The Poet and his daughter, Marsinah (Ann Blyth) are basically penniless. Due to a comic misunderstanding, the poet is mistaken for Hajj the Beggar, which first earns him money, then gets him kidnapped. And so it goes – first good fortune, then bad. However, Hajj, as he’s now called, is clever, and he manages to turn kismet to his fortune more often than not.
Along the way, Marsinah catches the eye of the young Caliph (Vic Damone) without knowing who he really is and he, of course, thinks she’s a woman of the upper class. They fall into instant love because it’s a musical and that’s just the way things work in musicals.
The evil Wazir (Sebastian Cabot) needs money that will flow in if the Caliph marries the three princesses from Ababu and he’s enlisted the help of his Wife of Wives, Lalume (Dolores Gray) to help him get this marriage arranged. But Lalume isn’t all that excited about helping her husband, especially after she meets Hajj who, by now, is being touted as a sorcerer supreme.
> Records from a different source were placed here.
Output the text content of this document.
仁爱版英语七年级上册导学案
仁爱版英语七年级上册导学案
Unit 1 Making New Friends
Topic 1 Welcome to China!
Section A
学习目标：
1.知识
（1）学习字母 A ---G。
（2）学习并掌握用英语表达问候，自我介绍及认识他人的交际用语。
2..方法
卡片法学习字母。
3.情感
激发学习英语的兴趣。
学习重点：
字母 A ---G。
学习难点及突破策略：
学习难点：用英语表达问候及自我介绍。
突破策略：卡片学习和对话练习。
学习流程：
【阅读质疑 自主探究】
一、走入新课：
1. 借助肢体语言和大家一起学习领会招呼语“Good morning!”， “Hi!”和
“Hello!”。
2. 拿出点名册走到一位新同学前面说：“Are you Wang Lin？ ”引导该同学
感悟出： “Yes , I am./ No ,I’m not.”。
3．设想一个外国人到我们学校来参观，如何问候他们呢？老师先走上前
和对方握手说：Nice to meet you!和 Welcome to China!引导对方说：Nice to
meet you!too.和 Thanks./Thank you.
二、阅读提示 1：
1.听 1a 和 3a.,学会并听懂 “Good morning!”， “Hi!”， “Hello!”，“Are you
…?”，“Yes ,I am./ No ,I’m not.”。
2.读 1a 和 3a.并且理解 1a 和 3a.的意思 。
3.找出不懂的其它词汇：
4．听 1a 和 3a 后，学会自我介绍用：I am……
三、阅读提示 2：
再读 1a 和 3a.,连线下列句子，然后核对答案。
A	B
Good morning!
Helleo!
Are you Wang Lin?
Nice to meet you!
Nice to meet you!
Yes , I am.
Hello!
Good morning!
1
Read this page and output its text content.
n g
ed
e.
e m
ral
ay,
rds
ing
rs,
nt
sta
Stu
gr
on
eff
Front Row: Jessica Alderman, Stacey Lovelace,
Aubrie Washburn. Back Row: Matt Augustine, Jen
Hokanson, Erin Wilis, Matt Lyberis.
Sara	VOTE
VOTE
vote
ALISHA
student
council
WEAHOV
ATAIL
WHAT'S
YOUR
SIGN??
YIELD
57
Will kismet work in Hajj and Marsinah’s favor often enough for a happily ever after? It’s a musical, not a tragedy, so…
Seven Brides for Seven Brothers was a surprise hit for MGM and it created the musical subgenre of manly men singing manly things in manly ways. Kismet wasn’t nearly as successful as Brides, in no small part because the director, Vincent Minelli, didn’t want to do the picture, got sort of blackmailed into it – do this picture and you can do the one you really want to do, Lust for Life – and basically phoned it in. How much did he phone it in? Keel complained about it in a day and age when actors were a lot more careful about complaining than they are today.
In a shocking change for Hollywood, Ann Blythe was only nine years younger than Keel, even though she was playing his daughter. We get this all the time but it’s usually the women playing the mother of a man who is less than ten years younger.
Keep your eyes open for a brief view of Jamie “Klinger” Farr and Aaron “MegaProducer” Spelling both in uncredited roles. Acting in Kismet made Spelling leave acting and go into producing. So, you have Kismet to love or hate for “An Aaron Spelling Production” and Tori Spelling’s acting career.
The songs are all fine. Not great – it’s hard to think of one I could turn around and sing or hum without the movie playing, and a couple of numbers go on WAY too long, but the singing and dancing (mostly uncredited) is excellent. The sets and costuming are also good. And while I found several of the actors – Damone, in particular – to be extremely bland, Cabot chews his scenery with the best of them, Gray has languid sex appeal, and Keel has great screen charisma.
What truly shocked me was that I didn’t hate Kismet this time around – and I went in expecting to hate-watch it. As an adult, I was able to agree with the hubs that, for a movie from this day and age, there were an amazing amount of actual Asians and Middle Eastern people in roles. Oh, sure, not BIG roles, but still it’s amazing that there were any, considering we’re talking about the era that gave us Mickey Rooney’s unbelievably racist depiction of a Japanese man in Breakfast at Tiffany’s. The representations in Kismet are, for the most part, complimentary. Sure, the Wazir is evil, but that’s practically a mandatory skill for that job and not a slam against any race or religion. For today it’s not “woke” but for 1955, man, Kismet was inclusive.
The highest praise I can give this movie is that I’m glad I gave it another chance and I’d be willing to watch it again – and if that isn’t Kismet, I don’t know what is.